My first question is about what’s on page 25. What is the explanation of the anomalous correlation between mouse movements and the controlled variable being so low and the correlation between the mouse movement and the uncontrolled variables being so much higher? A correlation of 0.10 seems very strange because it’s not just small compared to the others, it’s anomalously small. Bill says it’s not usually as small as in figure 2-2, but what was Bill doing in that run that made it so small? I understand that if one we’re to look at the instantaneous direction of mouse movement and compare it to the instantaneous direction of aspect change in any given instant of time, then there might be a low correlation between the direction the mouse is moving in a single instant and the direction it should ideally be moving in at that instant - i.e. because the disturbance itself is unpredictable and whatnot, and we don’t predict our actions but only control the perception and so we’re technically allowed to perform sweeping error corrections over the time average. But then again, we’d be talking about two different things: instantaneous movement direction and instantaneous position. Am I shooting into the dark here?

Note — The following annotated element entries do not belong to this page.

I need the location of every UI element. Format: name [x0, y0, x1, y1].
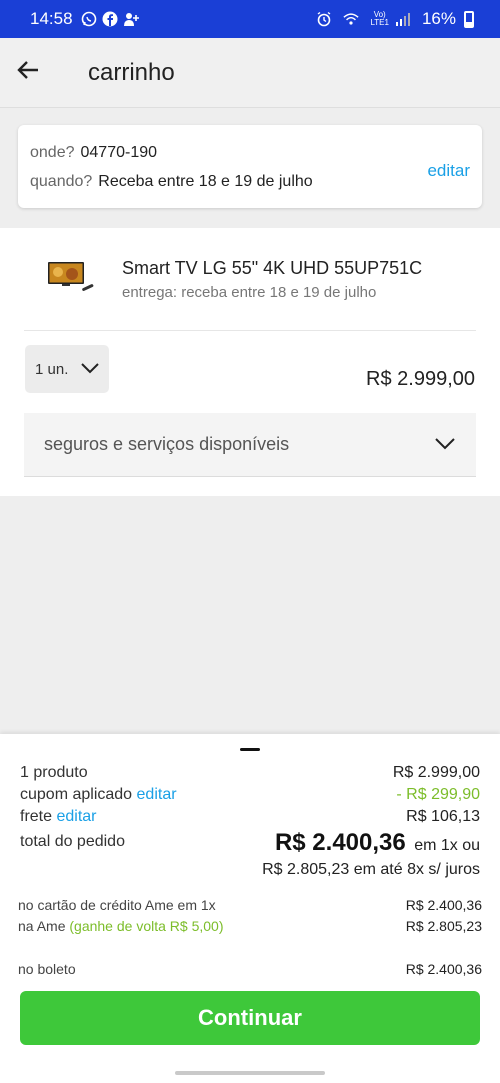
wifi-icon [343, 11, 360, 27]
edit-delivery-link[interactable]: editar [427, 161, 470, 181]
chevron-down-icon [434, 435, 456, 456]
drag-handle[interactable] [240, 748, 260, 751]
shipping-label: frete [20, 808, 53, 825]
total-installments: R$ 2.805,23 em até 8x s/ juros [262, 861, 480, 878]
services-label: seguros e serviços disponíveis [44, 434, 290, 454]
home-indicator[interactable] [175, 1071, 325, 1075]
product-image[interactable] [46, 258, 96, 298]
alarm-icon [316, 11, 332, 27]
delivery-when-row: quando? Receba entre 18 e 19 de julho [30, 173, 470, 191]
total-label: total do pedido [20, 833, 125, 850]
product-price: R$ 2.999,00 [366, 368, 475, 390]
chevron-down-icon [80, 361, 100, 378]
delivery-when-label: quando? [30, 173, 93, 190]
ame-card-label: no cartão de crédito Ame em 1x [18, 897, 216, 913]
quantity-select[interactable]: 1 un. [25, 345, 109, 393]
back-button[interactable] [0, 45, 56, 101]
app-header: carrinho [0, 38, 500, 108]
facebook-icon [102, 11, 118, 27]
delivery-where-label: onde? [30, 144, 75, 161]
delivery-date: Receba entre 18 e 19 de julho [98, 173, 313, 190]
delivery-card: onde? 04770-190 quando? Receba entre 18 … [18, 125, 482, 208]
edit-coupon-link[interactable]: editar [137, 786, 177, 803]
boleto-value: R$ 2.400,36 [405, 961, 482, 977]
total-value: R$ 2.400,36 [274, 829, 406, 856]
coupon-label: cupom aplicado [20, 786, 133, 803]
contact-add-icon [123, 11, 139, 27]
ame-card-value: R$ 2.400,36 [405, 897, 482, 913]
whatsapp-icon [81, 11, 97, 27]
signal-icon [395, 11, 411, 27]
products-label: 1 produto [20, 764, 88, 781]
product-name[interactable]: Smart TV LG 55" 4K UHD 55UP751C [122, 258, 422, 279]
coupon-value: - R$ 299,90 [396, 786, 480, 803]
boleto-label: no boleto [18, 961, 76, 977]
edit-shipping-link[interactable]: editar [56, 808, 96, 825]
total-suffix: em 1x ou [414, 837, 480, 854]
summary-shipping-row: frete editar R$ 106,13 [20, 808, 480, 826]
ame-cashback: (ganhe de volta R$ 5,00) [69, 918, 224, 934]
delivery-where-row: onde? 04770-190 [30, 144, 470, 162]
quantity-value: 1 un. [35, 360, 69, 378]
shipping-value: R$ 106,13 [406, 808, 480, 825]
battery-icon [464, 10, 474, 28]
ame-card-row: no cartão de crédito Ame em 1x R$ 2.400,… [18, 897, 482, 913]
status-right: Vo) LTE1 16% [316, 9, 474, 29]
total-block: R$ 2.400,36 em 1x ou R$ 2.805,23 em até … [262, 829, 480, 879]
page-title: carrinho [88, 58, 175, 86]
ame-label: na Ame [18, 918, 66, 934]
status-time: 14:58 [30, 9, 73, 28]
product-delivery: entrega: receba entre 18 e 19 de julho [122, 284, 377, 301]
status-bar: 14:58 Vo) LTE1 16% [0, 0, 500, 38]
products-value: R$ 2.999,00 [392, 764, 480, 781]
boleto-row: no boleto R$ 2.400,36 [18, 961, 482, 977]
services-dropdown[interactable]: seguros e serviços disponíveis [24, 413, 476, 477]
order-summary-sheet: 1 produto R$ 2.999,00 cupom aplicado edi… [0, 734, 500, 1083]
battery-percent: 16% [421, 9, 456, 28]
delivery-cep: 04770-190 [80, 144, 158, 161]
ame-row: na Ame (ganhe de volta R$ 5,00) R$ 2.805… [18, 918, 482, 934]
summary-products-row: 1 produto R$ 2.999,00 [20, 764, 480, 782]
continue-button[interactable]: Continuar [20, 991, 480, 1045]
divider [24, 330, 476, 331]
product-section: Smart TV LG 55" 4K UHD 55UP751C entrega:… [0, 228, 500, 496]
arrow-left-icon [17, 60, 39, 85]
ame-value: R$ 2.805,23 [405, 918, 482, 934]
network-type: Vo) LTE1 [370, 10, 389, 27]
summary-coupon-row: cupom aplicado editar - R$ 299,90 [20, 786, 480, 804]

Also, could you please explain to me the essential difference between “position vs disturbance”, “disturbance vs mouse”, and “position vs mouse”?
On a side note, looking at the position graph, there seems to be a relation between the mouse position and object aspect traces, in that it vaguely looks like the mouse position is a harmonic function about the object aspect (which is approximately a “straight line”). Am I just imagining things?